The National Institute of Statistics advances several factors which partly explain the lower survival rate in France of very premature babies compared to other European countries:

  • Advances in medicine allow very premature babies to be born alive and not stillborn;
  • the higher age of women at childbearing leads to more high-risk births;
  • multiple births, on the rise, then on a high plateau until 2018 before decreasing slightly, also increasing the number of births at risk;
  • perinatal health was changing “worrying” certain indicators overseas according to a report by Public Health France, published in September 2022;
  • social insecurity is on the rise as the proportion of births covered by Medicare is declining and that covered by State Medical Aid is increasing;
  • the proportion of homeless women giving birth is on the rise, as is the proportion of overweight women;
  • maternal smoking remains high in France.

Finally, INSEE offers a final explanation: in France, more women decided, between 2014 and 2018, to keep a fetus when a serious pathology had been diagnosed.

National disparities

The infant mortality rate is higher in the overseas departments, and, in France, in the department of Seine-Saint-Denis in particular. In the overseas departments, they amount to 7.7 deaths per 1,000 live births, well above the average infant mortality rate.

In Seine-Saint-Denis, this figure reaches 5.4. Elsewhere in France, the departments with the highest infant mortality rate are Indre-et-Loire (5.2‰), Jura (5.2‰) and Lot (5.1‰). These four departments in France are the only ones with an infant mortality rate above 5‰. Concerning Seine-Saint-Denis, we know that mothers are in poorer health and the use of care is lower than the national average.

What about elsewhere in Europe?

On a European scale, the infant mortality rate is 3.3‰, ie 0.4 points lower than in France. “Contrary to France, the infant mortality rate in Europe continues to decrease on average, although at a very low rate since 2012”, specifies INSEE. Thus, while France was in third position among the countries with the lowest infant mortality rate between 1996 and 2000, it is now in 20e position.
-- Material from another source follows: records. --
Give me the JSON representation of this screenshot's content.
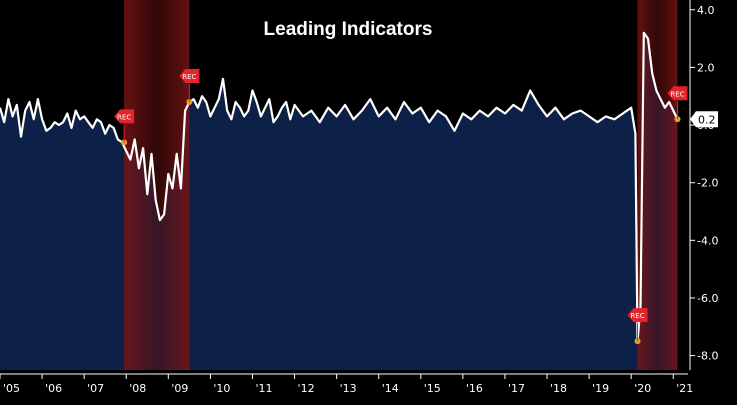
{
  "chart_data": {
    "type": "area",
    "title": "Leading Indicators",
    "last_value_label": "0.2",
    "ylim": [
      -8.5,
      4.2
    ],
    "xlim": [
      2005.0,
      2021.35
    ],
    "y_ticks": [
      4.0,
      2.0,
      0.0,
      -2.0,
      -4.0,
      -6.0,
      -8.0
    ],
    "y_tick_labels": [
      "4.0",
      "2.0",
      "0.0",
      "-2.0",
      "-4.0",
      "-6.0",
      "-8.0"
    ],
    "x_tick_labels": [
      "'05",
      "'06",
      "'07",
      "'08",
      "'09",
      "'10",
      "'11",
      "'12",
      "'13",
      "'14",
      "'15",
      "'16",
      "'17",
      "'18",
      "'19",
      "'20",
      "'21"
    ],
    "x_tick_years": [
      2005,
      2006,
      2007,
      2008,
      2009,
      2010,
      2011,
      2012,
      2013,
      2014,
      2015,
      2016,
      2017,
      2018,
      2019,
      2020,
      2021
    ],
    "recessions": [
      {
        "start": 2007.95,
        "end": 2009.5,
        "start_label": "REC",
        "end_label": "REC"
      },
      {
        "start": 2020.15,
        "end": 2021.1,
        "start_label": "REC",
        "end_label": "REC"
      }
    ],
    "colors": {
      "fill": "#0d2148",
      "line": "#ffffff",
      "recession": "#8b1c1c",
      "marker": "#e8a030",
      "flag": "#e3242b"
    },
    "series": [
      {
        "x": [
          2005.0,
          2005.1,
          2005.2,
          2005.3,
          2005.4,
          2005.5,
          2005.6,
          2005.7,
          2005.8,
          2005.9,
          2006.0,
          2006.1,
          2006.2,
          2006.3,
          2006.4,
          2006.5,
          2006.6,
          2006.7,
          2006.8,
          2006.9,
          2007.0,
          2007.1,
          2007.2,
          2007.3,
          2007.4,
          2007.5,
          2007.6,
          2007.7,
          2007.8,
          2007.9,
          2008.0,
          2008.1,
          2008.2,
          2008.3,
          2008.4,
          2008.5,
          2008.6,
          2008.7,
          2008.8,
          2008.9,
          2009.0,
          2009.1,
          2009.2,
          2009.3,
          2009.4,
          2009.5,
          2009.6,
          2009.7,
          2009.8,
          2009.9,
          2010.0,
          2010.1,
          2010.2,
          2010.3,
          2010.4,
          2010.5,
          2010.6,
          2010.7,
          2010.8,
          2010.9,
          2011.0,
          2011.1,
          2011.2,
          2011.3,
          2011.4,
          2011.5,
          2011.6,
          2011.7,
          2011.8,
          2011.9,
          2012.0,
          2012.2,
          2012.4,
          2012.6,
          2012.8,
          2013.0,
          2013.2,
          2013.4,
          2013.6,
          2013.8,
          2014.0,
          2014.2,
          2014.4,
          2014.6,
          2014.8,
          2015.0,
          2015.2,
          2015.4,
          2015.6,
          2015.8,
          2016.0,
          2016.2,
          2016.4,
          2016.6,
          2016.8,
          2017.0,
          2017.2,
          2017.4,
          2017.6,
          2017.8,
          2018.0,
          2018.2,
          2018.4,
          2018.6,
          2018.8,
          2019.0,
          2019.2,
          2019.4,
          2019.6,
          2019.8,
          2020.0,
          2020.1,
          2020.15,
          2020.22,
          2020.3,
          2020.4,
          2020.5,
          2020.6,
          2020.7,
          2020.8,
          2020.9,
          2021.0,
          2021.1
        ],
        "y": [
          0.6,
          0.1,
          0.9,
          0.3,
          0.7,
          -0.4,
          0.5,
          0.8,
          0.2,
          0.9,
          0.2,
          -0.2,
          -0.1,
          0.1,
          0.0,
          0.1,
          0.4,
          -0.1,
          0.5,
          0.2,
          0.3,
          0.1,
          -0.1,
          0.2,
          0.1,
          -0.3,
          0.0,
          -0.1,
          -0.5,
          -0.6,
          -0.9,
          -1.2,
          -0.5,
          -1.5,
          -0.8,
          -2.4,
          -1.0,
          -2.6,
          -3.3,
          -3.1,
          -1.7,
          -2.2,
          -1.0,
          -2.2,
          0.5,
          0.8,
          0.9,
          0.6,
          1.0,
          0.8,
          0.3,
          0.6,
          0.9,
          1.6,
          0.5,
          0.2,
          0.8,
          0.6,
          0.3,
          0.5,
          1.2,
          0.8,
          0.3,
          0.6,
          0.9,
          0.1,
          0.3,
          0.6,
          0.8,
          0.2,
          0.7,
          0.3,
          0.5,
          0.1,
          0.6,
          0.3,
          0.7,
          0.2,
          0.5,
          0.9,
          0.3,
          0.6,
          0.2,
          0.8,
          0.4,
          0.6,
          0.1,
          0.5,
          0.3,
          -0.2,
          0.4,
          0.2,
          0.5,
          0.3,
          0.6,
          0.4,
          0.7,
          0.5,
          1.2,
          0.7,
          0.3,
          0.6,
          0.2,
          0.4,
          0.5,
          0.3,
          0.1,
          0.3,
          0.2,
          0.4,
          0.6,
          -0.3,
          -7.5,
          -6.3,
          3.2,
          3.0,
          1.8,
          1.2,
          0.9,
          0.6,
          0.8,
          0.5,
          0.2
        ]
      }
    ]
  }
}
Logically, the most marked declines in this rate were observed in the countries where it was highest. Between the periods 1996-2000 and 2016-2020, the figures fell by more than 60% in many Eastern European countries (Hungary, Bulgaria, Poland, Cyprus, etc.).

Over the same periods, infant mortality fell by 49% in Finland, 36% in Sweden to respectively reach 2‰ in 2016 and 2.3‰ in 2020. In France, “with a drop of only 20% in infant mortality in two decades, this is one of the lowest declines in Europe over the period”, confirms the statistics institute.